January 19, 2011

Environmental Express To Relocate

Katy Stech  /  Post and Courier

An expanding Mount Pleasant company manufactures and sells these public health products to major utility companies, large factories and environmental testing labs across the country.

Environmental Express Inc. said Tuesday it plans to move to a business park off Clements Ferry Road in Charleston by late May. In recent years, the 50-worker company has added space onto its cluster of buildings on Wando Park Boulevard.

The layout doesn't make sense anymore, said Dennis Pope, chief executive officer.

"It's very, very inefficient," Pope said.

Pope said that supplying environmental laboratories is a stable business because testing is often required by the U.S. Environmental Protection Agency and other agencies.

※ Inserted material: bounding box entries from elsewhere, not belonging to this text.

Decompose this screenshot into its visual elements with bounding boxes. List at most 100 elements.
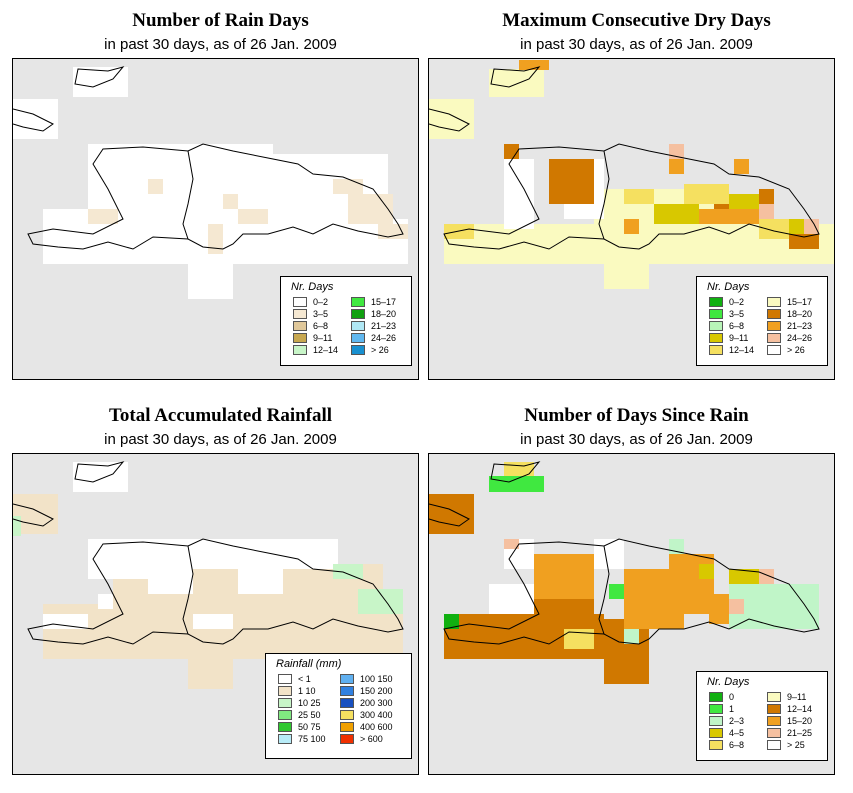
panel-subtitle: in past 30 days, as of 26 Jan. 2009 (520, 36, 753, 53)
legend-label: 18–20 (371, 309, 397, 319)
legend-label: 12–14 (313, 345, 339, 355)
legend-label: > 25 (787, 740, 805, 750)
legend-swatch (293, 297, 307, 307)
legend-label: 21–23 (371, 321, 397, 331)
panel-title: Number of Days Since Rain (524, 405, 749, 426)
legend-swatch (293, 321, 307, 331)
panel-subtitle: in past 30 days, as of 26 Jan. 2009 (104, 36, 337, 53)
legend-label: 15–17 (787, 297, 813, 307)
legend-swatch (709, 740, 723, 750)
legend-title: Nr. Days (291, 281, 334, 293)
legend-swatch (340, 674, 354, 684)
map-canvas (429, 60, 834, 289)
legend-label: > 26 (787, 345, 805, 355)
legend-label: 200 300 (360, 698, 393, 708)
legend-swatch (340, 722, 354, 732)
legend-swatch (767, 345, 781, 355)
legend-swatch (278, 698, 292, 708)
legend-swatch (278, 686, 292, 696)
legend-label: 6–8 (729, 321, 745, 331)
panel-title: Maximum Consecutive Dry Days (502, 10, 771, 31)
legend-label: 1 10 (298, 686, 316, 696)
legend-swatch (351, 321, 365, 331)
panel-subtitle: in past 30 days, as of 26 Jan. 2009 (104, 431, 337, 448)
legend-label: 9–11 (787, 692, 807, 702)
legend-swatch (278, 710, 292, 720)
panel-title: Number of Rain Days (132, 10, 309, 31)
legend-label: 21–23 (787, 321, 813, 331)
legend-label: 50 75 (298, 722, 321, 732)
legend-swatch (767, 740, 781, 750)
legend-label: 24–26 (787, 333, 813, 343)
legend-swatch (767, 716, 781, 726)
legend-label: 1 (729, 704, 735, 714)
map-canvas (13, 66, 408, 299)
legend-swatch (767, 309, 781, 319)
legend-label: 15–20 (787, 716, 813, 726)
legend-title: Nr. Days (707, 281, 750, 293)
legend-label: 100 150 (360, 674, 393, 684)
legend-label: 6–8 (313, 321, 329, 331)
legend-swatch (709, 297, 723, 307)
map-canvas (13, 461, 404, 689)
legend-label: 15–17 (371, 297, 397, 307)
legend: Nr. Days 0–2 3–5 6–8 9–11 12–14 15–17 18–20 21–… (696, 276, 828, 366)
map-days-since-rain (428, 453, 835, 775)
legend-swatch (340, 698, 354, 708)
legend-label: 2–3 (729, 716, 745, 726)
legend-title: Nr. Days (707, 676, 750, 688)
legend-swatch (293, 333, 307, 343)
legend-swatch (351, 345, 365, 355)
legend-label: 0 (729, 692, 735, 702)
legend-swatch (340, 686, 354, 696)
legend-swatch (767, 321, 781, 331)
legend-label: 300 400 (360, 710, 393, 720)
legend: Rainfall (mm) < 1 1 10 10 25 25 50 50 75 75 1… (265, 653, 412, 759)
legend-swatch (767, 297, 781, 307)
legend-swatch (351, 333, 365, 343)
legend-swatch (709, 321, 723, 331)
legend-swatch (293, 345, 307, 355)
legend-swatch (293, 309, 307, 319)
legend-swatch (767, 692, 781, 702)
panel-rain-days: Number of Rain Days in past 30 days, as … (12, 0, 429, 390)
legend-swatch (709, 333, 723, 343)
legend-swatch (351, 297, 365, 307)
legend-label: 12–14 (729, 345, 755, 355)
panel-max-dry-days: Maximum Consecutive Dry Days in past 30 … (428, 0, 845, 390)
legend-swatch (767, 704, 781, 714)
legend: Nr. Days 0–2 3–5 6–8 9–11 12–14 15–17 18–20 21–… (280, 276, 412, 366)
legend-label: 0–2 (313, 297, 329, 307)
legend-label: 3–5 (729, 309, 745, 319)
legend-swatch (709, 309, 723, 319)
panel-days-since-rain: Number of Days Since Rain in past 30 day… (428, 395, 845, 793)
legend-swatch (709, 692, 723, 702)
legend-swatch (767, 728, 781, 738)
legend-swatch (278, 674, 292, 684)
legend-label: 24–26 (371, 333, 397, 343)
map-canvas (429, 461, 820, 684)
panel-title: Total Accumulated Rainfall (108, 405, 333, 426)
legend-label: 10 25 (298, 698, 321, 708)
map-rain-days (12, 58, 419, 380)
legend-label: 9–11 (313, 333, 333, 343)
legend-label: 9–11 (729, 333, 749, 343)
legend-swatch (709, 716, 723, 726)
legend-swatch (709, 345, 723, 355)
legend-swatch (278, 722, 292, 732)
panel-subtitle: in past 30 days, as of 26 Jan. 2009 (520, 431, 753, 448)
legend-label: > 26 (371, 345, 389, 355)
legend-label: 3–5 (313, 309, 329, 319)
legend-label: 0–2 (729, 297, 745, 307)
panel-total-rainfall: Total Accumulated Rainfall in past 30 da… (12, 395, 429, 793)
legend-label: 400 600 (360, 722, 393, 732)
legend: Nr. Days 0 1 2–3 4–5 6–8 9–11 12–14 15–20 21–25 >… (696, 671, 828, 761)
legend-label: 150 200 (360, 686, 393, 696)
legend-label: < 1 (298, 674, 311, 684)
legend-label: > 600 (360, 734, 383, 744)
legend-label: 75 100 (298, 734, 326, 744)
legend-label: 4–5 (729, 728, 745, 738)
legend-swatch (340, 710, 354, 720)
legend-swatch (709, 728, 723, 738)
legend-swatch (340, 734, 354, 744)
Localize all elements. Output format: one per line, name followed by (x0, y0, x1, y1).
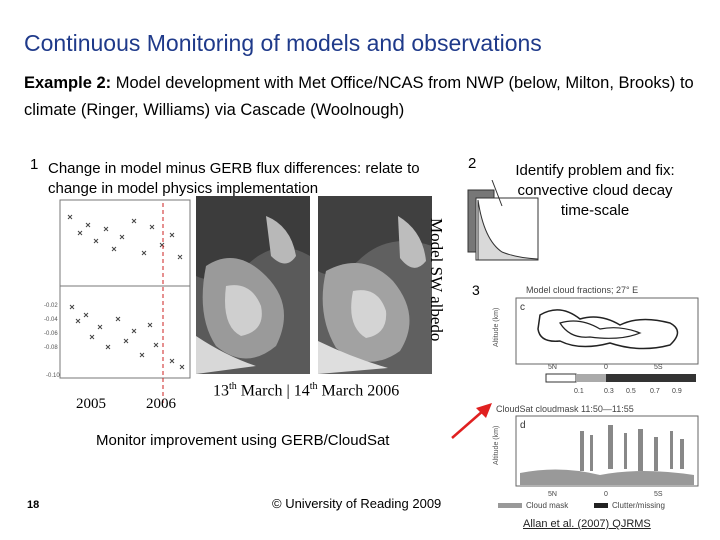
svg-text:0.1: 0.1 (574, 388, 584, 395)
svg-text:5S: 5S (654, 491, 663, 498)
ordinal-th-2-label: th (309, 381, 318, 392)
model-cloud-frame (515, 297, 699, 365)
cloudsat-ylabel: Altitude (km) (493, 426, 500, 465)
svg-text:-0.02: -0.02 (44, 303, 58, 309)
monitor-caption: Monitor improvement using GERB/CloudSat (96, 432, 390, 449)
upper-lat-ticks: 5N 0 5S (548, 364, 663, 371)
svg-text:-0.06: -0.06 (44, 331, 58, 337)
lower-plot-frame (59, 285, 191, 379)
upper-plot-frame (59, 199, 191, 287)
red-arrow-icon (451, 403, 492, 439)
model-cloud-title: Model cloud fractions; 27° E (526, 285, 638, 295)
colorbar-ticks: 0.1 0.3 0.5 0.7 0.9 (574, 388, 682, 395)
svg-text:0.3: 0.3 (604, 388, 614, 395)
date-end-label: March 2006 (317, 382, 400, 400)
ordinal-th-1-label: th (229, 381, 237, 392)
model-cloud-contour-outer (537, 309, 679, 350)
decay-pointer-line (491, 180, 503, 207)
model-cloud-ylabel: Altitude (km) (493, 308, 500, 347)
panel2-number: 2 (468, 155, 477, 172)
flux-timeseries-plot: -0.02 -0.04 -0.06 -0.08 -0.10 (44, 199, 191, 407)
albedo-map-13-march (196, 196, 310, 374)
slide-number: 18 (27, 499, 40, 511)
svg-text:5N: 5N (548, 491, 557, 498)
svg-text:5N: 5N (548, 364, 557, 371)
colorbar-mid-segment (576, 374, 606, 382)
cloud-fraction-plot: Model cloud fractions; 27° E c Altitude … (493, 285, 699, 510)
lower-lat-ticks: 5N 0 5S (548, 491, 663, 498)
colorbar-low-segment (545, 373, 577, 383)
svg-text:-0.08: -0.08 (44, 345, 58, 351)
cloud-mask-legend-swatch (498, 503, 522, 508)
svg-text:0.9: 0.9 (672, 388, 682, 395)
cloud-mask-legend-label: Cloud mask (526, 501, 569, 510)
svg-text:-0.04: -0.04 (44, 317, 58, 323)
panel1-number: 1 (30, 156, 39, 173)
decay-curve (477, 199, 539, 261)
svg-text:0: 0 (604, 491, 608, 498)
dates-label: 13th March | 14th March 2006 (213, 381, 399, 400)
date-mid-label: March | 14 (236, 382, 310, 400)
model-sw-albedo-label: Model SW albedo (427, 218, 446, 342)
svg-text:0: 0 (604, 364, 608, 371)
upper-scatter-points (67, 214, 183, 260)
albedo-map-14-march (318, 196, 432, 374)
slide-title: Continuous Monitoring of models and obse… (24, 30, 542, 56)
lower-scatter-points (69, 304, 185, 370)
panel2-caption: Identify problem and fix: convective clo… (515, 162, 675, 219)
reference-link[interactable]: Allan et al. (2007) QJRMS (523, 518, 651, 530)
year-2005-label: 2005 (76, 396, 106, 412)
panel3-number: 3 (472, 282, 480, 298)
copyright-notice: © University of Reading 2009 (272, 496, 442, 511)
panel-c-letter: c (520, 302, 525, 313)
plot-axis-ticks: -0.02 -0.04 -0.06 -0.08 -0.10 (44, 303, 60, 379)
example-text: Model development with Met Office/NCAS f… (24, 74, 694, 119)
model-cloud-contour-inner (559, 320, 642, 339)
cloudsat-mask-columns (580, 425, 684, 471)
svg-text:5S: 5S (654, 364, 663, 371)
svg-text:0.5: 0.5 (626, 388, 636, 395)
cloudsat-title: CloudSat cloudmask 11:50—11:55 (496, 404, 634, 414)
svg-text:-0.10: -0.10 (46, 373, 60, 379)
decay-curve-diagram (467, 180, 539, 261)
date-13-label: 13 (213, 382, 229, 400)
clutter-legend-swatch (594, 503, 608, 508)
slide-subtitle: Example 2: Model development with Met Of… (24, 70, 704, 124)
svg-text:0.7: 0.7 (650, 388, 660, 395)
example-label: Example 2: (24, 74, 112, 92)
year-2006-label: 2006 (146, 396, 176, 412)
clutter-legend-label: Clutter/missing (612, 501, 665, 510)
colorbar (546, 374, 696, 382)
cloudsat-low-cloud (520, 469, 694, 485)
panel-d-letter: d (520, 420, 526, 431)
panel1-caption: Change in model minus GERB flux differen… (48, 160, 420, 197)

Environmental Express sells products that can, for example, measure the safety qualities of the water that runs off from landfills. Its disposable plastic jugs, a top-selling product, measure whether the processed water at a wastewater treatment plant has enough oxygen to be released back into rivers and lakes.

The company's website shows products that look simple, but Pope said the process to manufacture them can involve several steps.

He pointed to the company's filtration papers, which trap solids in the water that passes through. Workers cut them into shapes and run them through deionized water three times before a robot weighs them and packages them in stacks of 100.

Paul Strickler started the company in 1988 on a growing trend: labs no longer wanted to make these types of filtration papers and specially treated sample containers themselves. Buying the pre-made products allowed some labs to hire cheaper labor because it simplified the testing process, Pope said.

"Our biggest competitor is the old method," he said, noting that Strickler later sold the company to a Florida investment group.

Half the products that Environmental Express sells are manufactured in the region. It also distributes other products.

Moving across the Wando River to Berkeley County will allow the company to expand from its 21,000-square-foot space to 35,000-square-feet of space. It has offices, product research space and a manufacturing area.

The company will lease a third of the space at a 112,000-square-foot vacant warehouse.